Das deutsche Recht gibt auch klare Anweisungen für Zurückweisungen von Asylsuchenden an der Grenze. Nach Paragraph 18 des Asylgesetzes sind Asylbewerber aus sicheren Drittstaaten an der Grenze zurückzuweisen. Da das europäische Außengrenzsystem offenkundig zusammengebrochen ist, weil einige EU-Staaten mit Außengrenzen keinen Grenzschutz betreiben, sondern die Migranten durchwinken, ist die Zurückweisung nach dieser Vorschrift notwendig.
Wir wissen, daß Zurückweisungen von Asylsuchenden an unseren Grenzen grundsätzlich nicht stattfinden, weil die Politik dies nicht will. Es war Angela Merkel, die der Bundespolizei untersagte, die Migrantenströme an der Grenze zurückzuweisen. Horst Seehofer sprach als bayerischer Ministerpräsident von einer „Herrschaft des Unrechts“, und er versuchte 2018, als er Innenminister wurde, diese Herrschaft des Unrechts zu beenden, indem er mit seinem Masterplan zur Migration die Zurückweisung an der Grenze durchsetzen wollte. Merkel lehnte ab und Seehofer kapitulierte, weil er es letztlich nicht zu einem Fraktionsbruch kommen lassen wollte.
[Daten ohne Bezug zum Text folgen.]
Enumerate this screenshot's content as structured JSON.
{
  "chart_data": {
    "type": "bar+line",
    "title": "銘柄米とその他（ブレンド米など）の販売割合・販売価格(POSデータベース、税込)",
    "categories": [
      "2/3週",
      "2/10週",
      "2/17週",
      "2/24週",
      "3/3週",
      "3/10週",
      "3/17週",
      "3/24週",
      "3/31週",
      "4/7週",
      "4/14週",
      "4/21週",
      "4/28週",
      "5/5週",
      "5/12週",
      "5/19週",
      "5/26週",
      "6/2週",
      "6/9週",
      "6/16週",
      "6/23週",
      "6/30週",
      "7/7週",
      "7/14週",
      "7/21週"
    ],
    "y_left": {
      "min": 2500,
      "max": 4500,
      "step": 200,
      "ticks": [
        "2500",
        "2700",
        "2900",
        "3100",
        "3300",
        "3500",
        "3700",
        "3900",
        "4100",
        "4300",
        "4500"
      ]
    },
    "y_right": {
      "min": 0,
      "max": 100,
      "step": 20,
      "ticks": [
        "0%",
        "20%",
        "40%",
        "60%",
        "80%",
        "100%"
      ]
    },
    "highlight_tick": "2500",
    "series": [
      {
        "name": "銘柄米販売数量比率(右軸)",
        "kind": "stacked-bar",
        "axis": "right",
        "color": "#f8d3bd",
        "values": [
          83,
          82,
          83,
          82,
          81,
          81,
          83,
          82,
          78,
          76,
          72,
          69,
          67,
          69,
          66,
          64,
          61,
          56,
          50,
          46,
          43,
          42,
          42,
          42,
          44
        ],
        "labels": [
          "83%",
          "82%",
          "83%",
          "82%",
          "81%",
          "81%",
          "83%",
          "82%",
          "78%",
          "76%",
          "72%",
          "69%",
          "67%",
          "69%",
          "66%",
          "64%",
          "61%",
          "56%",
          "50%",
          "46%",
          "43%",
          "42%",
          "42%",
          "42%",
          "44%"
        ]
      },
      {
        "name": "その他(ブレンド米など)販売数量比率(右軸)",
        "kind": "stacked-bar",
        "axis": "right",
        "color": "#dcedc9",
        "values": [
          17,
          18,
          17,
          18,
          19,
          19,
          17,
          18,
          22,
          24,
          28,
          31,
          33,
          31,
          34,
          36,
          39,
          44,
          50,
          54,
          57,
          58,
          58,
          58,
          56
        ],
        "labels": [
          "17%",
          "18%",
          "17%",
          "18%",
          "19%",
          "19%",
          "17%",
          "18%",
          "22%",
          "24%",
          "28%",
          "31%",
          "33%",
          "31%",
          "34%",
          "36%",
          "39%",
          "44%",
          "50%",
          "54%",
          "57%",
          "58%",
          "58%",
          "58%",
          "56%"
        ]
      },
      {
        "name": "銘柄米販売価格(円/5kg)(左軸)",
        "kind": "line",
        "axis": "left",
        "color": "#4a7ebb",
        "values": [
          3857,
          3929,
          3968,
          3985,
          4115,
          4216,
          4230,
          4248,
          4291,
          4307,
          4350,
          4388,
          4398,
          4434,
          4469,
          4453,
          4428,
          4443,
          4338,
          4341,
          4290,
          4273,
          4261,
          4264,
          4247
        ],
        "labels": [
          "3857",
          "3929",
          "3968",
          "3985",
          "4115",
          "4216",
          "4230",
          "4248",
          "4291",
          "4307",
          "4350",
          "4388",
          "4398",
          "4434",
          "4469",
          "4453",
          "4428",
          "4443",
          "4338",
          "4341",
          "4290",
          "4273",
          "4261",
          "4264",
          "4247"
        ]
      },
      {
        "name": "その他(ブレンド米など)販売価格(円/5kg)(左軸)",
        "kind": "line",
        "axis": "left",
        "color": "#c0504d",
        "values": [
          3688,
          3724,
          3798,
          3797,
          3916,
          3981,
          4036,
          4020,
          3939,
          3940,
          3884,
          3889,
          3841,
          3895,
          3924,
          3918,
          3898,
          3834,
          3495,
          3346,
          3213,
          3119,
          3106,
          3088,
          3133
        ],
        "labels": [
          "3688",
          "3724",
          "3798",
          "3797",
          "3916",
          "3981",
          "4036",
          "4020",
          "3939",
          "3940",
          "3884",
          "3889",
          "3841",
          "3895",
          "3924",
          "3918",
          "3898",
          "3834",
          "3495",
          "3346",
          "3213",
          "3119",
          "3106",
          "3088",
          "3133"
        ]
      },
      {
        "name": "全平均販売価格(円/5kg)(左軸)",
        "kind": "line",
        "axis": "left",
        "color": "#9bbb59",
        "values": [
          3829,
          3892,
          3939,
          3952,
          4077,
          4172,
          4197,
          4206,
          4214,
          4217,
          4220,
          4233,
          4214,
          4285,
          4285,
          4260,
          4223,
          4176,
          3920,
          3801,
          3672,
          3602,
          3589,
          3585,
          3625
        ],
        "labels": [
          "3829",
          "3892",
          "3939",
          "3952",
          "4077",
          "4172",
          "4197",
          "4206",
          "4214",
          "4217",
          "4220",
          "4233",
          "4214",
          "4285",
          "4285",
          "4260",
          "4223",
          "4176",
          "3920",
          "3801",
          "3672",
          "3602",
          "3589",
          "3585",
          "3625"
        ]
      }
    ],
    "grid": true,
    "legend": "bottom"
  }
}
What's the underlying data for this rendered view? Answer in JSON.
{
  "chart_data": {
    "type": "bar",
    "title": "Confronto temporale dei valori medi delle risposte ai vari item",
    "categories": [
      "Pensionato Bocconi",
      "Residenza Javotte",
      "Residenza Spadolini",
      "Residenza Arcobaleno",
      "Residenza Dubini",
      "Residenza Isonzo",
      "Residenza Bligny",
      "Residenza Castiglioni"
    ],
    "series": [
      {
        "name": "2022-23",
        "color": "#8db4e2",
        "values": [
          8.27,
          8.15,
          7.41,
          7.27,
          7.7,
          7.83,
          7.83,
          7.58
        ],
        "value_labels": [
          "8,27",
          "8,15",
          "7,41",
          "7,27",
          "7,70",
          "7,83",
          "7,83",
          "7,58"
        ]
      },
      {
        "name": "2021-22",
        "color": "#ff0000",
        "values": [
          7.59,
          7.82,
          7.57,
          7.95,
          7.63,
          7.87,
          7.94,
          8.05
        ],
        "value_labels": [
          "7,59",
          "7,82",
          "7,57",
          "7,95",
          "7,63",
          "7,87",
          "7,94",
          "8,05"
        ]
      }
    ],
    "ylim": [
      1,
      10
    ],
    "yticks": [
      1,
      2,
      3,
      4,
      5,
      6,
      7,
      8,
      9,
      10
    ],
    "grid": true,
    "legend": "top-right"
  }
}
Die derzeitige ökosozialistische Bundesregierung setzt Merkels Kurs der offenen Grenzen fort und denkt nicht einmal daran, die ankommenden Personen an der Grenze zurückzuweisen. Seehofers damalige Forderung nach Wiedereinführung von Grenzzurückweisungen und nach einer Beendigung der Herrschaft des Unrechts wird von der Union heute nicht wiederholt. Wenn es Kritik aus der CDU/CSU an der Migrationspolitik gibt, dann in erster Linie daran, daß die Kommunen allein gelassen würden und der Bund zu wenig Geld und Ressourcen bereitstelle. Als ob das das zentrale Problem sei.
Daß diese Menschen zu Millionen ins Land gelassen werden, obwohl sie hier nach dem Grundgesetz nichts zu suchen haben, weil sie in Deutschland kein Asylrecht erhalten dürfen, wird dagegen nicht kritisiert. Und es wird noch nicht einmal die Frage gestellt, warum die Bundesregierung und die Regierung Merkel diese Millionen Menschen ohne Grund hat ins Land einreisen lassen. Die Antwort kann man sich leicht geben: es geht nicht um Flüchtlingsschutz, sondern um das linke anti-deutsche ideologische Projekt einer Gesellschaftsveränderung durch Migration.
Die Aussage von Kretschmer, es müsse das Grundgesetz verändert werden, um die Zahl der Asylsuchenden zu reduzieren, ist Augenwischerei. Es liegt nicht am Grundgesetz, daß diese Menschen zu uns kommen, sondern an einer Politik, die das Grundgesetz nicht anwendet. Nicht das Grundgesetz muß geändert werden, sondern die Politik.